If we are already on the fruit ground, should we not practice? In Japan, Dōgen traveled to China precisely to resolve this: “Since our nature is Buddha-nature and dharma-nature’s display, why should I still practice—why sit, why recite?” Master Rujing said, “Self-nature cannot be defiled; all is dharma-nature. Yet practice is not absent.” There is practice! We may not say there is no practice. “Originally thus,” we sleep, eat, dress—responding to conditions. Here, responding to conditions means following dharma-nature, not the false “I”: loud is loud, soft is soft, dog is dog, cat is cat—responding exactly to conditions. It is not to overlay this with “as I please”—to answer as I wish, to steal as I wish—that is the false “I” following conditions.

Knowing we are the display of dharma-nature, why not dispense with practice? The mistaken approach is to polish the shadow. “I have much karmic guilt, afflictions of view and desire; I must do good, chant mantras, gradually remove guilt, and step by step become a Buddha.” We habitually take the false as self; every day we polish a shadow and clothe it. Bodhidharma said, “Wrong!” The Buddha told us that the shadow is not you; you must discover the originally pure. But discovery is not easy; one must employ many methods until one day awakening happens—that is the result of practice. The true “I” is not slowly produced by sitting and mantra. The true “I” we dare not affirm; failing to affirm ourselves is the greatest sorrow.

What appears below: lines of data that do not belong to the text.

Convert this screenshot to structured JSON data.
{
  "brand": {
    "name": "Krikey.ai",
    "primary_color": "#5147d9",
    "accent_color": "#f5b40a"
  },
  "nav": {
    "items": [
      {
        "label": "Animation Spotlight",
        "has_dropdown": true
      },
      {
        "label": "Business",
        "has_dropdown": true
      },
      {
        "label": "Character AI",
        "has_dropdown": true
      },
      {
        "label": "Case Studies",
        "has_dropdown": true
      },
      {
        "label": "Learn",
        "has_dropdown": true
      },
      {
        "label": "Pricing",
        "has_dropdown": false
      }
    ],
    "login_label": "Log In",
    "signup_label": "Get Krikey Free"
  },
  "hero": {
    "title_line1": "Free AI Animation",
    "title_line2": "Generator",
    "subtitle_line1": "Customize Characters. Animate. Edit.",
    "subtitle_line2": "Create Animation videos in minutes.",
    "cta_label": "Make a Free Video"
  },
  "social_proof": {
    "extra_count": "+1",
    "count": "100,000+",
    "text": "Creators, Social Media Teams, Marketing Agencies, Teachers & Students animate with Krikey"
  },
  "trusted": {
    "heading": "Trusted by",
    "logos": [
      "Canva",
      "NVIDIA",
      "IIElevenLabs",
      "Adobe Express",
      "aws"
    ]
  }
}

When you sense something is amiss, you must practice—this is harder than polishing the shadow. Do not think, “Since it is originally so, there is nothing to practice”—this is a grave mistake. The false “I,” while quiet sitting and mantra calm the mood, may enjoy peace; favorable conditions gather and the shadow seems to change. But as conditions arise and cease, the shadow changes likewise. Add virtuous deeds, reduce anger and greed, and bodily and mental conditions improve step by step.

Yet the Chan patriarchs do not fuss with petty, timid views—whether slow or hasty. Petty view means cramped vision: when led by the shadow, the view is small. The true “I” is the vast life of the cosmos. How could the true “I” “know itself as ‘I’”? The essence cannot behold itself; the essence cannot cognize the essence. This is what is meant by “penetrate the wondrous root.” We cannot use dualistic knowing to grasp the great cosmos as an object; that would place ourselves outside it. The essence cannot see the essence; it must be realized thus—then one sits. As conditions are added, samādhi states change.

After awakening, Wenyì said: “You speak of the first meaning—‘the ten thousand dharmas return to the One.’ What is the One? Where does the One return? If you can cognize it, is that the One or not? To know the One, you would have to stand outside the One—but then it is already two.” Therefore do not use language, thought, or theory to interpret this. For the One to know itself as One requires wondrous penetration. Turning the body around here is endlessly difficult. Realizing emptiness—you are emptiness itself, dharma-nature itself. How can dharma-nature “know itself as dharma-nature”? Not by cognition—hence the turning-around is hard—hard even across an eon of emptiness. Master Touzi charged his student: “You must accomplish this for me. Do not travel at night; at daybreak you must arrive!” Do not walk by night—arrive at dawn. This speaks of practice and enlightenment as one: from the start of practice we are already on the fruit ground. The six faculties are originally liberated and at ease. In daily life we should constantly learn to appreciate our human life.